Researchers performed a retrospective study to assess the severity of posterior capsule opacification (PCO) using swept-source optical coherence tomography (SS-OCT) and pentacam scheimpflug tomography.
SS-OCT images were used to measure posterior capsule thickness (PCT) using region segmentation and adaptive thresholding. Scheimpflug tomography images were used to measure PCT by obtaining the average gray value. The two methods were compared to evaluate their effectiveness.

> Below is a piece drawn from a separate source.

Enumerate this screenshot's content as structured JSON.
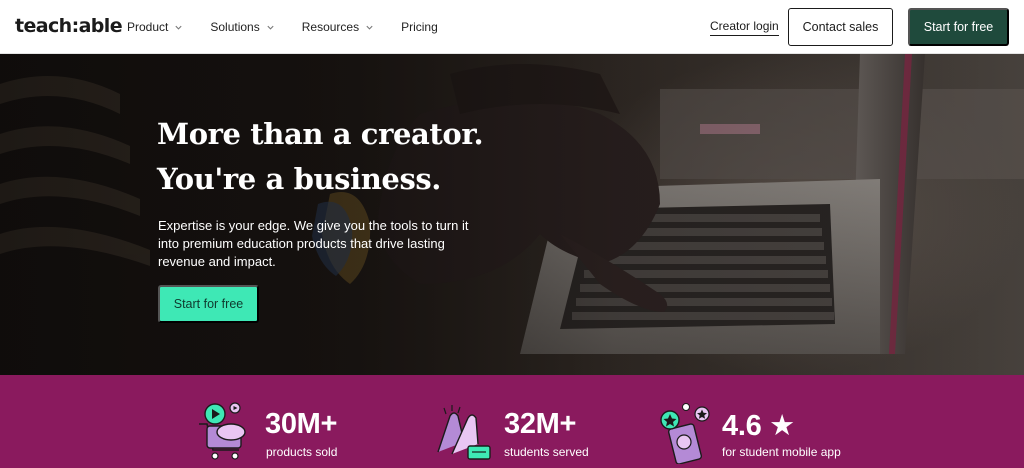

The study included 101 patients with 162 intraocular lens IOL eyes and divided them into two groups based on whether they had undergone laser treatment (laser group 65 eyes) and (control group 97 eyes). The laser group had a thicker PCT and a higher gray value of 66±33 pixel units than the control group (5.0±0.9 11±17 pixel unit). The diagnostic performance of SS-OCT PCT and Pentacam gray values were evaluated. SS-OCT PCT demonstrated a sensitivity of 85%, a specificity of 74%, and an area under the curve (AUC) of 0.942.

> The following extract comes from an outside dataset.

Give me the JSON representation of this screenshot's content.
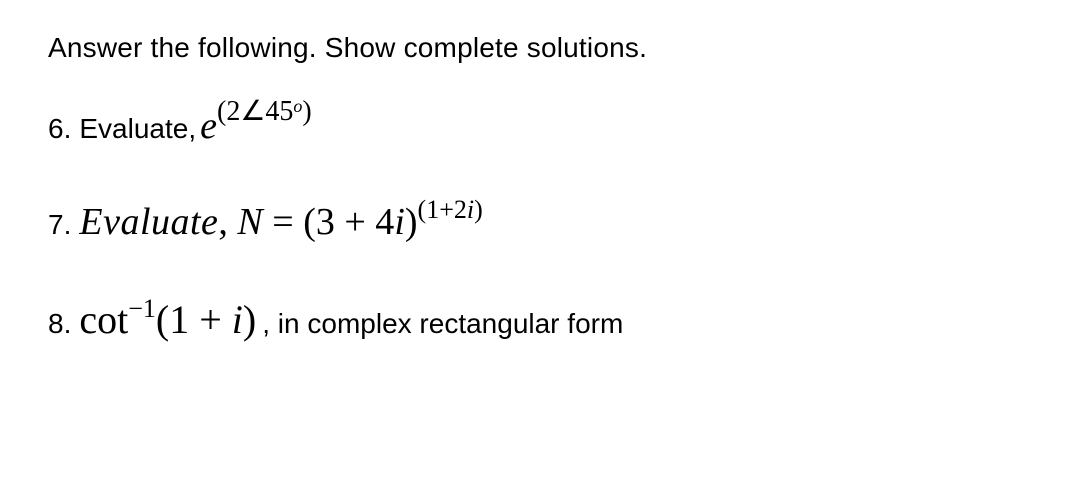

Similarly, pentacam gray value showed a sensitivity of 91%, a specificity of 76%, and an AUC of 0.947. Further analysis using a multivariable model called generalized estimation equation revealed significant correlations between the PCO score and SS-OCT PCT, Pentacam gray value, as well as specific dimensions of the low vision quality of life questionnaire (LVQ questionnaire) related to distance vision, mobility, and lighting (P = 0.012, P= 0.001, P= 0.005, respectively).
They concluded posterior capsule image quantification is important for early surgical decision-making. PCO severity worsens with time, typically occurring around 34 months post-surgery.